夏目漱石「坊っちゃん」について31

 さて、宿直として漸く、学校で一晩を過ごそうとした坊ちゃんですが、生徒の嫌がらせなのか何なのか、とにかく二階の騒ぎを諫めようとしたものの、怪我までして廊下で夜を過ごす事になったのです。そうして、今までの疲れが出てうとうとしていると、また騒がしくなって目が覚めます。すると、そこには押しても引いても開かなかった戸の一つが半分あいて、生徒が二人、坊ちゃんの前に立っているのです。それに気付くや、坊ちゃんは一人の足を掴んで、力任せに引いて仰向けに倒したのです。ここに至るまでの仕返しが出来たと思う坊ちゃんは、もう一人に飛びかかり、二度三度と小突いたのです。

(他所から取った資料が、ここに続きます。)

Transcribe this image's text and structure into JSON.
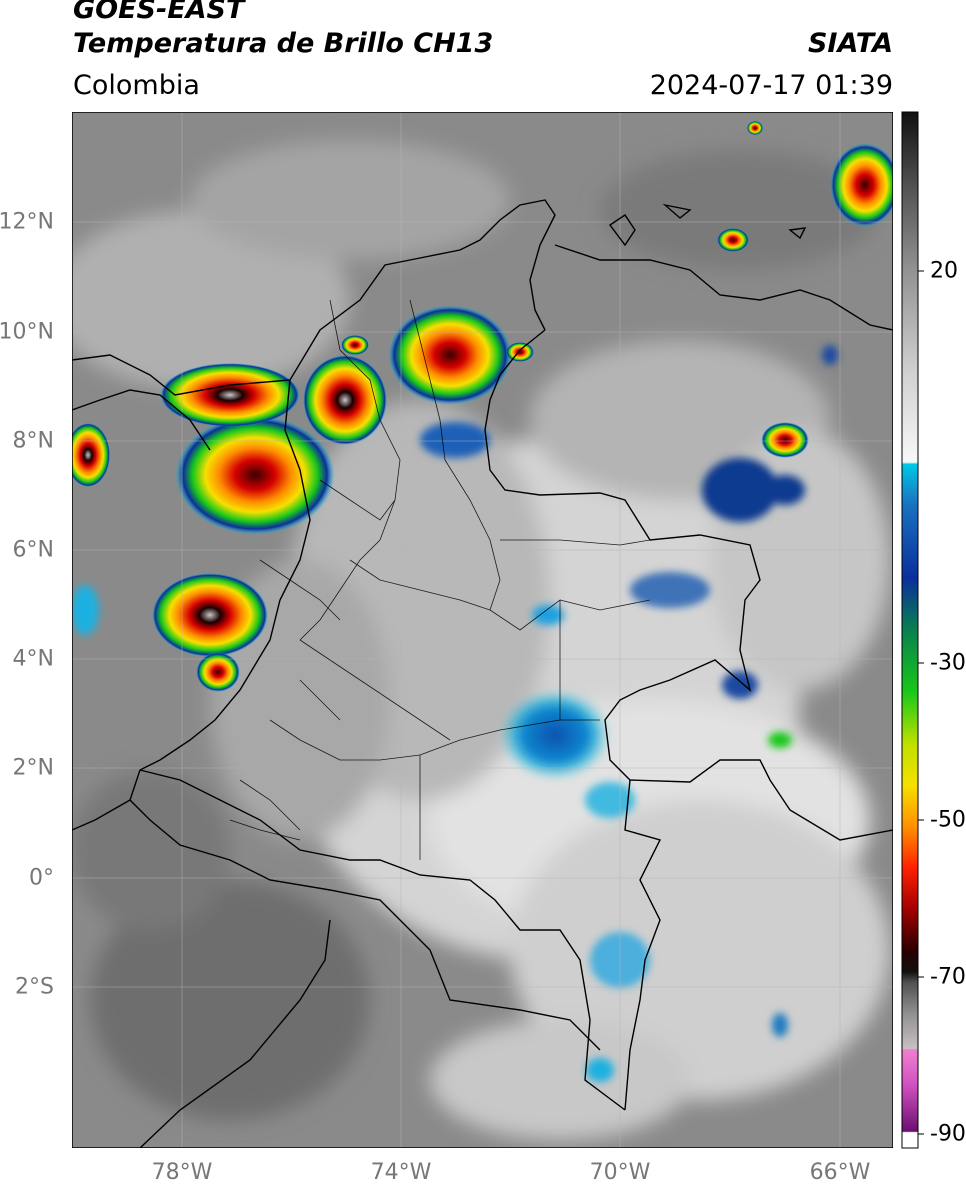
{
  "header": {
    "satellite": "GOES-EAST",
    "product": "Temperatura de Brillo CH13",
    "region": "Colombia",
    "organization": "SIATA",
    "datetime": "2024-07-17 01:39"
  },
  "map": {
    "lat_ticks": [
      "12°N",
      "10°N",
      "8°N",
      "6°N",
      "4°N",
      "2°N",
      "0°",
      "2°S"
    ],
    "lon_ticks": [
      "78°W",
      "74°W",
      "70°W",
      "66°W"
    ]
  },
  "colorbar": {
    "labels": [
      "20",
      "-30",
      "-50",
      "-70",
      "-90"
    ],
    "colors": {
      "gray_dark": "#2a2a2a",
      "gray_light": "#f2f2f2",
      "cyan": "#00c8e6",
      "blue": "#0a2f9c",
      "green": "#19c819",
      "yellow": "#f6e000",
      "orange": "#ff8c00",
      "red": "#d60000",
      "dark_red": "#5a0000",
      "magenta": "#c040c0",
      "purple": "#7a1a7a"
    }
  }
}
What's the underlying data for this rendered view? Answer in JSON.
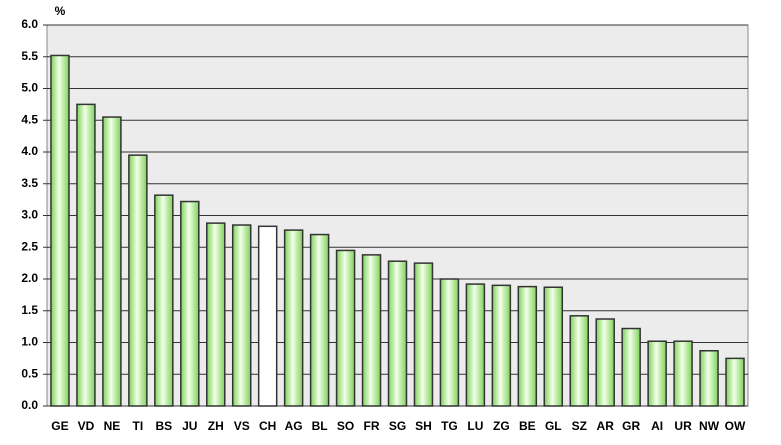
{
  "chart_data": {
    "type": "bar",
    "y_label": "%",
    "categories": [
      "GE",
      "VD",
      "NE",
      "TI",
      "BS",
      "JU",
      "ZH",
      "VS",
      "CH",
      "AG",
      "BL",
      "SO",
      "FR",
      "SG",
      "SH",
      "TG",
      "LU",
      "ZG",
      "BE",
      "GL",
      "SZ",
      "AR",
      "GR",
      "AI",
      "UR",
      "NW",
      "OW"
    ],
    "values": [
      5.52,
      4.75,
      4.55,
      3.95,
      3.32,
      3.22,
      2.88,
      2.85,
      2.83,
      2.77,
      2.7,
      2.45,
      2.38,
      2.28,
      2.25,
      2.0,
      1.92,
      1.9,
      1.88,
      1.87,
      1.42,
      1.37,
      1.22,
      1.02,
      1.02,
      0.87,
      0.75
    ],
    "colors": [
      "#7ed35a",
      "#7ed35a",
      "#7ed35a",
      "#7ed35a",
      "#7ed35a",
      "#7ed35a",
      "#7ed35a",
      "#7ed35a",
      "#ffffff",
      "#7ed35a",
      "#7ed35a",
      "#7ed35a",
      "#7ed35a",
      "#7ed35a",
      "#7ed35a",
      "#7ed35a",
      "#7ed35a",
      "#7ed35a",
      "#7ed35a",
      "#7ed35a",
      "#7ed35a",
      "#7ed35a",
      "#7ed35a",
      "#7ed35a",
      "#7ed35a",
      "#7ed35a",
      "#7ed35a"
    ],
    "ylim": [
      0,
      6
    ],
    "yticks": [
      {
        "value": 0,
        "label": "0.0"
      },
      {
        "value": 0.5,
        "label": "0.5"
      },
      {
        "value": 1,
        "label": "1.0"
      },
      {
        "value": 1.5,
        "label": "1.5"
      },
      {
        "value": 2,
        "label": "2.0"
      },
      {
        "value": 2.5,
        "label": "2.5"
      },
      {
        "value": 3,
        "label": "3.0"
      },
      {
        "value": 3.5,
        "label": "3.5"
      },
      {
        "value": 4,
        "label": "4.0"
      },
      {
        "value": 4.5,
        "label": "4.5"
      },
      {
        "value": 5,
        "label": "5.0"
      },
      {
        "value": 5.5,
        "label": "5.5"
      },
      {
        "value": 6,
        "label": "6.0"
      }
    ],
    "grid": true
  }
}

 それに驚く生徒達を無視して、自分の部屋の来いと言えば、素直についてきます。その頃には、夜はとうに明けており、それでも坊ちゃんは生徒を問い詰めても知らないと言い張るのです。それから、また一人、もう二人と生徒が宿直室に集まってきます。その顔が眠そうなのを見て、坊ちゃんは一晩くらい寝なくても平気だろうと別の意味で腹を立てます。